Other Specifications

• The Java Object Serialization Specification has been updated. All references to the Security Manager, permissions, and protection domains have been removed. The API signatures for ObjectInputStream::enableResolveObject and ObjectOuputStream::enableReplaceObject have been changed to not throw SecurityException as it no longer applies in the absence of a Security Manager. See the attached diffs for the complete set of changes.

• The Java Remote Method Invocation Specification has been updated. All references to the Security Manager and policy have been removed. See the attached diffs for the complete set of changes.

• The Java Language Specification and the Java Virtual Machine Specification contain a few references to the Security Manager, which will be removed. These specifications will be updated for JDK 24. See JDK-8342443 and JDK-8342445 for more details.
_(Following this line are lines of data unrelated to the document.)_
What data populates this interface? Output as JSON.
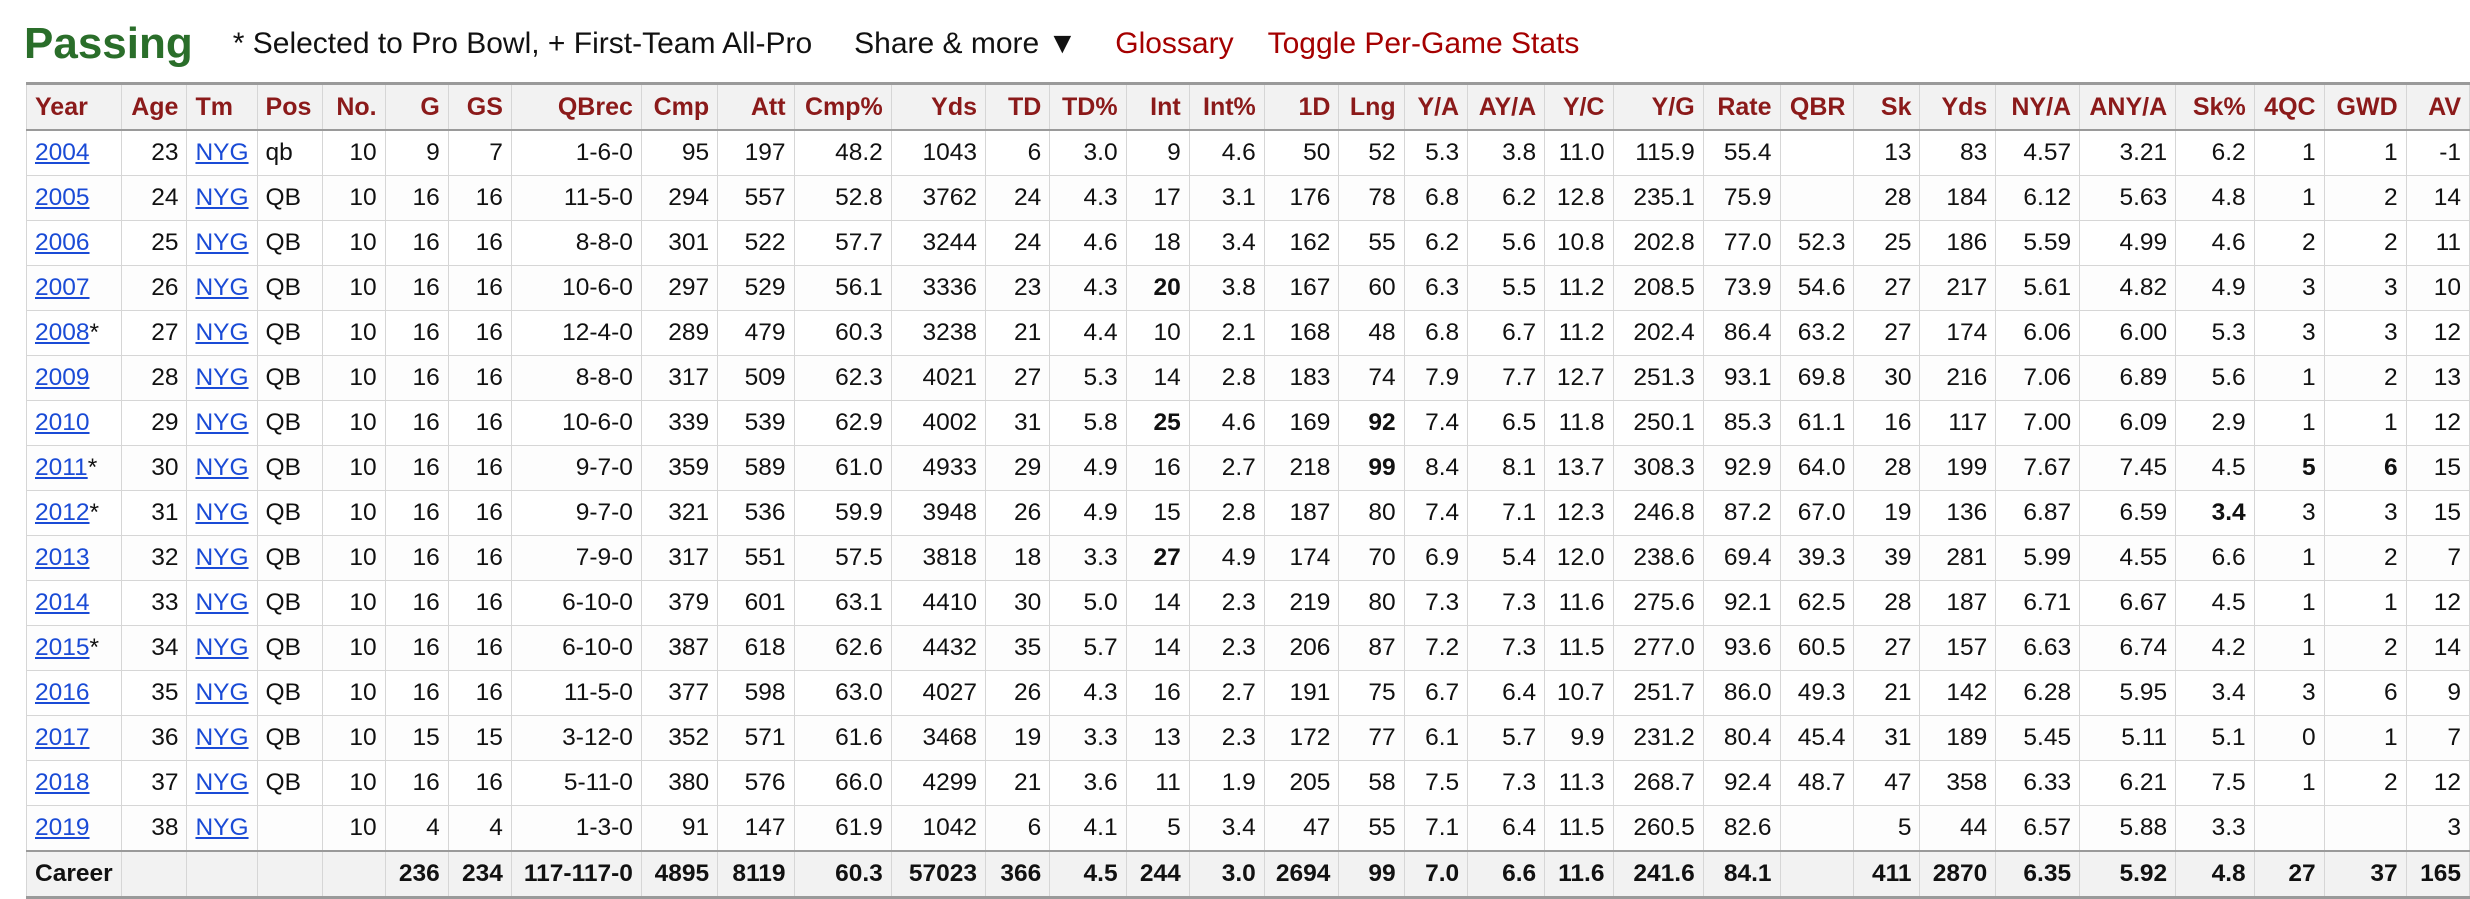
{
  "header": {
    "title": "Passing",
    "legend": "* Selected to Pro Bowl, + First-Team All-Pro",
    "share": "Share & more ▼",
    "glossary": "Glossary",
    "toggle": "Toggle Per-Game Stats"
  },
  "table": {
    "columns": [
      "Year",
      "Age",
      "Tm",
      "Pos",
      "No.",
      "G",
      "GS",
      "QBrec",
      "Cmp",
      "Att",
      "Cmp%",
      "Yds",
      "TD",
      "TD%",
      "Int",
      "Int%",
      "1D",
      "Lng",
      "Y/A",
      "AY/A",
      "Y/C",
      "Y/G",
      "Rate",
      "QBR",
      "Sk",
      "Yds",
      "NY/A",
      "ANY/A",
      "Sk%",
      "4QC",
      "GWD",
      "AV"
    ],
    "rows": [
      [
        "2004",
        "23",
        "NYG",
        "qb",
        "10",
        "9",
        "7",
        "1-6-0",
        "95",
        "197",
        "48.2",
        "1043",
        "6",
        "3.0",
        "9",
        "4.6",
        "50",
        "52",
        "5.3",
        "3.8",
        "11.0",
        "115.9",
        "55.4",
        "",
        "13",
        "83",
        "4.57",
        "3.21",
        "6.2",
        "1",
        "1",
        "-1"
      ],
      [
        "2005",
        "24",
        "NYG",
        "QB",
        "10",
        "16",
        "16",
        "11-5-0",
        "294",
        "557",
        "52.8",
        "3762",
        "24",
        "4.3",
        "17",
        "3.1",
        "176",
        "78",
        "6.8",
        "6.2",
        "12.8",
        "235.1",
        "75.9",
        "",
        "28",
        "184",
        "6.12",
        "5.63",
        "4.8",
        "1",
        "2",
        "14"
      ],
      [
        "2006",
        "25",
        "NYG",
        "QB",
        "10",
        "16",
        "16",
        "8-8-0",
        "301",
        "522",
        "57.7",
        "3244",
        "24",
        "4.6",
        "18",
        "3.4",
        "162",
        "55",
        "6.2",
        "5.6",
        "10.8",
        "202.8",
        "77.0",
        "52.3",
        "25",
        "186",
        "5.59",
        "4.99",
        "4.6",
        "2",
        "2",
        "11"
      ],
      [
        "2007",
        "26",
        "NYG",
        "QB",
        "10",
        "16",
        "16",
        "10-6-0",
        "297",
        "529",
        "56.1",
        "3336",
        "23",
        "4.3",
        "20",
        "3.8",
        "167",
        "60",
        "6.3",
        "5.5",
        "11.2",
        "208.5",
        "73.9",
        "54.6",
        "27",
        "217",
        "5.61",
        "4.82",
        "4.9",
        "3",
        "3",
        "10"
      ],
      [
        "2008*",
        "27",
        "NYG",
        "QB",
        "10",
        "16",
        "16",
        "12-4-0",
        "289",
        "479",
        "60.3",
        "3238",
        "21",
        "4.4",
        "10",
        "2.1",
        "168",
        "48",
        "6.8",
        "6.7",
        "11.2",
        "202.4",
        "86.4",
        "63.2",
        "27",
        "174",
        "6.06",
        "6.00",
        "5.3",
        "3",
        "3",
        "12"
      ],
      [
        "2009",
        "28",
        "NYG",
        "QB",
        "10",
        "16",
        "16",
        "8-8-0",
        "317",
        "509",
        "62.3",
        "4021",
        "27",
        "5.3",
        "14",
        "2.8",
        "183",
        "74",
        "7.9",
        "7.7",
        "12.7",
        "251.3",
        "93.1",
        "69.8",
        "30",
        "216",
        "7.06",
        "6.89",
        "5.6",
        "1",
        "2",
        "13"
      ],
      [
        "2010",
        "29",
        "NYG",
        "QB",
        "10",
        "16",
        "16",
        "10-6-0",
        "339",
        "539",
        "62.9",
        "4002",
        "31",
        "5.8",
        "25",
        "4.6",
        "169",
        "92",
        "7.4",
        "6.5",
        "11.8",
        "250.1",
        "85.3",
        "61.1",
        "16",
        "117",
        "7.00",
        "6.09",
        "2.9",
        "1",
        "1",
        "12"
      ],
      [
        "2011*",
        "30",
        "NYG",
        "QB",
        "10",
        "16",
        "16",
        "9-7-0",
        "359",
        "589",
        "61.0",
        "4933",
        "29",
        "4.9",
        "16",
        "2.7",
        "218",
        "99",
        "8.4",
        "8.1",
        "13.7",
        "308.3",
        "92.9",
        "64.0",
        "28",
        "199",
        "7.67",
        "7.45",
        "4.5",
        "5",
        "6",
        "15"
      ],
      [
        "2012*",
        "31",
        "NYG",
        "QB",
        "10",
        "16",
        "16",
        "9-7-0",
        "321",
        "536",
        "59.9",
        "3948",
        "26",
        "4.9",
        "15",
        "2.8",
        "187",
        "80",
        "7.4",
        "7.1",
        "12.3",
        "246.8",
        "87.2",
        "67.0",
        "19",
        "136",
        "6.87",
        "6.59",
        "3.4",
        "3",
        "3",
        "15"
      ],
      [
        "2013",
        "32",
        "NYG",
        "QB",
        "10",
        "16",
        "16",
        "7-9-0",
        "317",
        "551",
        "57.5",
        "3818",
        "18",
        "3.3",
        "27",
        "4.9",
        "174",
        "70",
        "6.9",
        "5.4",
        "12.0",
        "238.6",
        "69.4",
        "39.3",
        "39",
        "281",
        "5.99",
        "4.55",
        "6.6",
        "1",
        "2",
        "7"
      ],
      [
        "2014",
        "33",
        "NYG",
        "QB",
        "10",
        "16",
        "16",
        "6-10-0",
        "379",
        "601",
        "63.1",
        "4410",
        "30",
        "5.0",
        "14",
        "2.3",
        "219",
        "80",
        "7.3",
        "7.3",
        "11.6",
        "275.6",
        "92.1",
        "62.5",
        "28",
        "187",
        "6.71",
        "6.67",
        "4.5",
        "1",
        "1",
        "12"
      ],
      [
        "2015*",
        "34",
        "NYG",
        "QB",
        "10",
        "16",
        "16",
        "6-10-0",
        "387",
        "618",
        "62.6",
        "4432",
        "35",
        "5.7",
        "14",
        "2.3",
        "206",
        "87",
        "7.2",
        "7.3",
        "11.5",
        "277.0",
        "93.6",
        "60.5",
        "27",
        "157",
        "6.63",
        "6.74",
        "4.2",
        "1",
        "2",
        "14"
      ],
      [
        "2016",
        "35",
        "NYG",
        "QB",
        "10",
        "16",
        "16",
        "11-5-0",
        "377",
        "598",
        "63.0",
        "4027",
        "26",
        "4.3",
        "16",
        "2.7",
        "191",
        "75",
        "6.7",
        "6.4",
        "10.7",
        "251.7",
        "86.0",
        "49.3",
        "21",
        "142",
        "6.28",
        "5.95",
        "3.4",
        "3",
        "6",
        "9"
      ],
      [
        "2017",
        "36",
        "NYG",
        "QB",
        "10",
        "15",
        "15",
        "3-12-0",
        "352",
        "571",
        "61.6",
        "3468",
        "19",
        "3.3",
        "13",
        "2.3",
        "172",
        "77",
        "6.1",
        "5.7",
        "9.9",
        "231.2",
        "80.4",
        "45.4",
        "31",
        "189",
        "5.45",
        "5.11",
        "5.1",
        "0",
        "1",
        "7"
      ],
      [
        "2018",
        "37",
        "NYG",
        "QB",
        "10",
        "16",
        "16",
        "5-11-0",
        "380",
        "576",
        "66.0",
        "4299",
        "21",
        "3.6",
        "11",
        "1.9",
        "205",
        "58",
        "7.5",
        "7.3",
        "11.3",
        "268.7",
        "92.4",
        "48.7",
        "47",
        "358",
        "6.33",
        "6.21",
        "7.5",
        "1",
        "2",
        "12"
      ],
      [
        "2019",
        "38",
        "NYG",
        "",
        "10",
        "4",
        "4",
        "1-3-0",
        "91",
        "147",
        "61.9",
        "1042",
        "6",
        "4.1",
        "5",
        "3.4",
        "47",
        "55",
        "7.1",
        "6.4",
        "11.5",
        "260.5",
        "82.6",
        "",
        "5",
        "44",
        "6.57",
        "5.88",
        "3.3",
        "",
        "",
        "3"
      ]
    ],
    "bold_cells": [
      [
        3,
        14
      ],
      [
        6,
        14
      ],
      [
        6,
        17
      ],
      [
        7,
        17
      ],
      [
        7,
        29
      ],
      [
        7,
        30
      ],
      [
        8,
        28
      ],
      [
        9,
        14
      ]
    ],
    "career": [
      "Career",
      "",
      "",
      "",
      "",
      "236",
      "234",
      "117-117-0",
      "4895",
      "8119",
      "60.3",
      "57023",
      "366",
      "4.5",
      "244",
      "3.0",
      "2694",
      "99",
      "7.0",
      "6.6",
      "11.6",
      "241.6",
      "84.1",
      "",
      "411",
      "2870",
      "6.35",
      "5.92",
      "4.8",
      "27",
      "37",
      "165"
    ]
  },
  "colors": {
    "title": "#2a6e2a",
    "header_text": "#8b1a1a",
    "link": "#1a4bd6",
    "accent_link": "#a50000"
  }
}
• The Policy Types section of the Java Security Standard Algorithm Names Specification has been removed and links to that section from the java.security.Policy API have also been removed. "JavaPolicy" is not a standard Policy type anymore. See the attached diffs for the changes to the specification.

Command Line Changes

It is an error to enable a Security Manager at startup:

    $ java -Djava.security.manager                  -jar app.jar
    $ java -Djava.security.manager=""               -jar app.jar
    $ java -Djava.security.manager=allow            -jar app.jar
    $ java -Djava.security.manager=default          -jar app.jar
    $ java -Djava.security.manager=com.foo.CustomSM -jar app.jar

Attempting to do so causes the JVM to report the error and then exit:

Error occurred during initialization of VM
java.lang.Error: A command line option has attempted to allow or enable the Security Manager. Enabling a Security Manager is not supported.
        at java.lang.System.initPhase3(java.base@24/System.java:2067)

You cannot suppress this error message, nor can you reduce it to the warnings given in JDK 17 through 23.

(The five invocations of java -D... shown above set the system property java.security.manager to, respectively, the empty string, the empty string, the string allow, the string default, and the class name of a custom Security Manager.)

It is not an error to disable the installation of a custom Security Manager during run time:

    $ java -jar app.jar
    $ java -Djava.security.manager=disallow -jar app.jar

No warning or error message is issued at startup, and the application runs without a Security Manager, just as it did before.

(The default value of java.security.manager has been disallow since JDK 18, so java -jar app.jar means the same as java -Djava.security.manager=disallow -jar app.jar.)